Saturday, December 29, 2007

Mission: Highly Improbable

One of my holiday gifts was the first season of MISSION:IMPOSSIBLE on DVD. M:I is virtually unique among the bushel of spy series that hit TV in the mid-sixties, in that it continued into the 1970's, and I was thus able to watch some of the episodes first run (despite being about one year old when the series debuted).

In the first season, Peter Graves had not yet joined the series; Steven Hill plays the IMF team leader. The episodes, at least initially, did not begin in the style that later became the series signature: the hiss of the message self-destructing fading into the flute of the opening theme. Instead, the episodes have no teaser; they begin with the fuse being lit in the opening credits. Further, in the pilot, the assignment is delivered on a swing LP; in the next episode, "Memory," it's delivered on a printed card. (Nowadays, I imagine the IMF gets its orders via MP3's. Or do they destroy an Ipod for every mission?)

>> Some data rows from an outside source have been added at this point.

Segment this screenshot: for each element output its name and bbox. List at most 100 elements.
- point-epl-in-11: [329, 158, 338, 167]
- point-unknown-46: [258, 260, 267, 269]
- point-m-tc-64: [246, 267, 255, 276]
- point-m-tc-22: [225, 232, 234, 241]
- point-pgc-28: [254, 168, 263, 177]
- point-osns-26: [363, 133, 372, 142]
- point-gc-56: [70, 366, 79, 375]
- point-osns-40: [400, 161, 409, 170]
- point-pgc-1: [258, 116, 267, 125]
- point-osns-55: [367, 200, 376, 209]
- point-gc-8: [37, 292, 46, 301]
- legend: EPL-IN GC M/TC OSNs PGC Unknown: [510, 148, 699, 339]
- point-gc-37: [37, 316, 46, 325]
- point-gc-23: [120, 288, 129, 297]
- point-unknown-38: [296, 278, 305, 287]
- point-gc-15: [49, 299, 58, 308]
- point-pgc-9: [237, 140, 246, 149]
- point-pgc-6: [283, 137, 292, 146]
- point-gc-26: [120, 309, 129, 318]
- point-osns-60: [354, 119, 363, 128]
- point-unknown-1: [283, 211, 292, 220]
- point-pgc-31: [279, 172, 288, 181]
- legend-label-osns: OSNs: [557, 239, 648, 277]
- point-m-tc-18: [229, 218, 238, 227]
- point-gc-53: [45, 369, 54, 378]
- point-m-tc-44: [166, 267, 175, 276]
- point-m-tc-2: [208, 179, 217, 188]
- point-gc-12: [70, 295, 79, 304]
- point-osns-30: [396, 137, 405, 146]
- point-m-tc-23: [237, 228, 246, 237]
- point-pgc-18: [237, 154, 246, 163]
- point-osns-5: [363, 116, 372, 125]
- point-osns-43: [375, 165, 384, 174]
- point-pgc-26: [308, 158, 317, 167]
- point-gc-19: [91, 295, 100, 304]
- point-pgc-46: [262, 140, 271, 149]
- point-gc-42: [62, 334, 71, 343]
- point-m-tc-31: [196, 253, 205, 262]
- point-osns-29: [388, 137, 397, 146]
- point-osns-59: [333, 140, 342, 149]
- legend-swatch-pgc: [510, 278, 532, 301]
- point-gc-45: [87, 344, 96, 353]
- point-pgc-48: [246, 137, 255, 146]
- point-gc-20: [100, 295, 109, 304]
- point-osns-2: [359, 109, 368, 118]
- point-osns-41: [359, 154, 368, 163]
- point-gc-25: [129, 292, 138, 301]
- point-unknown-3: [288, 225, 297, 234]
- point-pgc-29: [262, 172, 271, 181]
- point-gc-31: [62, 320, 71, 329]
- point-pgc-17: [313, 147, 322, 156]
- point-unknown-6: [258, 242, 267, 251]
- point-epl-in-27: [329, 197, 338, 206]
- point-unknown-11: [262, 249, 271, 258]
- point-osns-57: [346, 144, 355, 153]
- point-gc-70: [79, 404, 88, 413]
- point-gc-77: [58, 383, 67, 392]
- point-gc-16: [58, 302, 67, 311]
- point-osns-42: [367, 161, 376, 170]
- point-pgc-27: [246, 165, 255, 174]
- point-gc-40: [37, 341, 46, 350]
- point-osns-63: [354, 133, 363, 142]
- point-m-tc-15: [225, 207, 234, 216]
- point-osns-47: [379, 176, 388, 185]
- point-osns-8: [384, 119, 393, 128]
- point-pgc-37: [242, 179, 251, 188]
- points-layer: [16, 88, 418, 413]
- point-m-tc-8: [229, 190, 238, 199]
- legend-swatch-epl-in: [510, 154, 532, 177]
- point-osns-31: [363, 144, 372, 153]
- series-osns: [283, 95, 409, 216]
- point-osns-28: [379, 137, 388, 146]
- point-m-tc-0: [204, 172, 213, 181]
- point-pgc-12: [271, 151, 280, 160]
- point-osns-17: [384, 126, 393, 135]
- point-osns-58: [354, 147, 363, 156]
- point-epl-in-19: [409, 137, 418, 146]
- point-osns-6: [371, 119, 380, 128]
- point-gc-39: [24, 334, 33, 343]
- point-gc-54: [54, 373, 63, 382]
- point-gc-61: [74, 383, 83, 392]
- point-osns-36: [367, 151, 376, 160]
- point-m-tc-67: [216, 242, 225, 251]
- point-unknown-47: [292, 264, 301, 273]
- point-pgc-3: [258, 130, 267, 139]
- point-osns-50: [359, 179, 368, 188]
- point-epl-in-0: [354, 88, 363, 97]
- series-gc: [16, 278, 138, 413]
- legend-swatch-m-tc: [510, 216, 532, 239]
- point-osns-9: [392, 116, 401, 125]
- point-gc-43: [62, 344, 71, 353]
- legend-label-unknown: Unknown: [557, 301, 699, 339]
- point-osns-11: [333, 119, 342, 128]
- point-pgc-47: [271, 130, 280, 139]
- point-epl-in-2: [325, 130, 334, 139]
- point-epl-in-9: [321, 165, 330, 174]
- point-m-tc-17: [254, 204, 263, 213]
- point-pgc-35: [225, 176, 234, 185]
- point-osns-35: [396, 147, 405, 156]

Watching the pilot and "Memory," I learned some important tips about espionage:

  • If your cinematography, lighting and music are great, you can get away with cheap production values and stock footage.
  • Both South American jungles and the woods of the Balkans look a lot like Pasadena or the Arboretum.
  • The IMF's job is easier when their foes are complete idiots. In the pilot, a Castro-like dictator stores two nukes in a hotel vault. (Why? Who knows?) The hotel -- which knows what is stored there -- nevertheless allows Willie the strongman to stash in the same vault two sample cases large enough to hold a person each without searching them. D'oh!
  • It's easier for Martin Landau's character to impersonate a target when the target is also played by Martin Landau. And:
  • Twenty-five minutes into the pilot, Barbara Bain strips off her cocktail dress -- in front of two bound and gagged guards -- and appears wrapped in a tiny towel. I think at that point, the series was sold.